Things are tight every month.
May nodded. She didn’t complain or wheedle, like any other seventeen-year-old girl might do.
“Well, that’s okay. Could I get a ribbon to spruce up the one I have?”
“I… I’m not sure. Ask me again later.”
“Okay. Okay.” May leaned down and pressed a kiss to the top of Clara’s head. “I’ll get the cows milked. I won’t be long.”
She went skipping out of the kitchen, humming as she went. Clara watched her go, heart sinking.
May was beautiful. She was funny, charming, and clever. She’d admitted that she hoped to get married one day. But who’d marry her when she was the heir to a crumbling old ranch like this one? A girl with no money and only debts behind her? An orphan?
“I see that you’re lying to your sister, then,” Pike said flatly.
Clara pressed her lips together. “I’m not going to tell May how bad our finances are. I’m not. She shouldn’t be worried about this sort of thing at her age.”
He gave a bark of laughter. “She’ll worry about it when the bailiffs come to take the house.”
Clara’s face twisted, and she turned away.
“Look, look, I’m sorry,” Pike continued, his voice softening. “I’m not trying to hurt you. I’m trying to make you understand how bad things are.”
“You think I don’t know? You think I haven’t thought of this, Pike? You think I haven’t thought of what I might do to save us?”
“Yes, but have you thought of everything?” he asked pointedly.
Clara folded her arms, narrowing her eyes at him. “I feel like you’re getting at something.”
Pike briefly closed his eyes. “You need a husband, Clara. If you were married, that would help matters.”
He had to be joking. He had to be joking. She stared at him for a long moment, waiting for his heavy face to crinkle up into a smile at his own joke.
It didn’t happen.
“Well,” Clara said at last, “unless you’re secretly rich and you are offering to marry me, marriage won’t help. Nobody in town would marry me, not with the ranch in the state it’s in.”
“A man will get a better price at the markets,” Pike answered bluntly. “Rage at the unfairness all you like—we both know it’s true. A man will be able to help Caleb on the ranch, freeing you up to manage the business side of things.
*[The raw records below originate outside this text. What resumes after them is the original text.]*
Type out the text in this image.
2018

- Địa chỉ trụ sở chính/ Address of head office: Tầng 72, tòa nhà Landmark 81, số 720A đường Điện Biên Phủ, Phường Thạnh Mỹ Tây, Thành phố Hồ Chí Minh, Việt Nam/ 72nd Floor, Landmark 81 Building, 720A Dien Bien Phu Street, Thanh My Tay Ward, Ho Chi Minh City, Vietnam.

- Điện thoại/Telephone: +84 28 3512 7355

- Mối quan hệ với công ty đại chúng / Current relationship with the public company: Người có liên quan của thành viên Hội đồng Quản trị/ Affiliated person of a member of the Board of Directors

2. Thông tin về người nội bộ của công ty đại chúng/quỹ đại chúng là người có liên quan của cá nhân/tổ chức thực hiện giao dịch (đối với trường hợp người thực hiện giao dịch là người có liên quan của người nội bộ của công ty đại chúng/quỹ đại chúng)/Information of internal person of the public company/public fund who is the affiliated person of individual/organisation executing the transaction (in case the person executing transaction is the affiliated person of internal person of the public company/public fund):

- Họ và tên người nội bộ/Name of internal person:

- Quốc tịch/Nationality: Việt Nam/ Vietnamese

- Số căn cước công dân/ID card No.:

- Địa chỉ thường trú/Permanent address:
If we can get a little breathing-space, then we can think about making money. A husband will give you respectability. Again, it might not be fair, but respectability matters.”
“I know that,” she responded sharply.
“And most men who are thinking of marriage have got at least a little money saved up,” he added.
“Oh, and he’d just hand that over to me, would he?”
“No, he’d hand it over to help a ranch he partly owned.”
This was a decent point. Clara was quiet for a moment, thinking it over.
A year ago… no, only six months ago, she would have laughed aloud at the idea of marrying simply to save the ranch. She would have been sure, absolutely sure, that she could summon up something, some plan, to save the ranch herself.
Well, no help was coming. No magical idea was going to turn their fortunes around. There was some major flaw in every plan Clara had conjured up. No money, no leverage, no one to help her.
There was a flaw in this one, too.
“Weren’t you listening?” she said at last. “Nobody will marry me. I’ve got no money, no prospects, and I’m crippled. I probably can’t even have children.”
“You are not crippled,” Pike responded, somewhat sharply. “And I didn’t mean that you should find someone from the town.”
“I don’t have the time, money, or energy to trawl the county looking for a husband, Pike.”
He leaned forward, resting his palms on the kitchen table, bringing his eyes on level with hers.
“I’ve heard of some men, in remote towns, who put advertisements in the paper for brides,” he murmured. “Correspondence brides, they call them.”
“Mail order brides?” she echoed. “Pike, you can’t be serious.”
“Deadly serious. Why can’t you do the same? Make it clear what you want from a marriage. We can visit Mr. Phillips, the attorney in town. He always liked your parents, he might draft up a contract as a favor, something to make sure your husband can’t snatch away the ranch from you and put us all out of doors once you’re married. If you can find a man with a little money behind him, or at least one who’s willing to take on a failing ranch, we could have a chance. There are men out there with savings, but not enough to buy themselves a decent amount of land. Men like that would be willing to take a chance.”
A lump formed in Clara’s throat. She swallowed thickly, shaking her head.
“What… What man like that would want to marry me? What do I have to offer?”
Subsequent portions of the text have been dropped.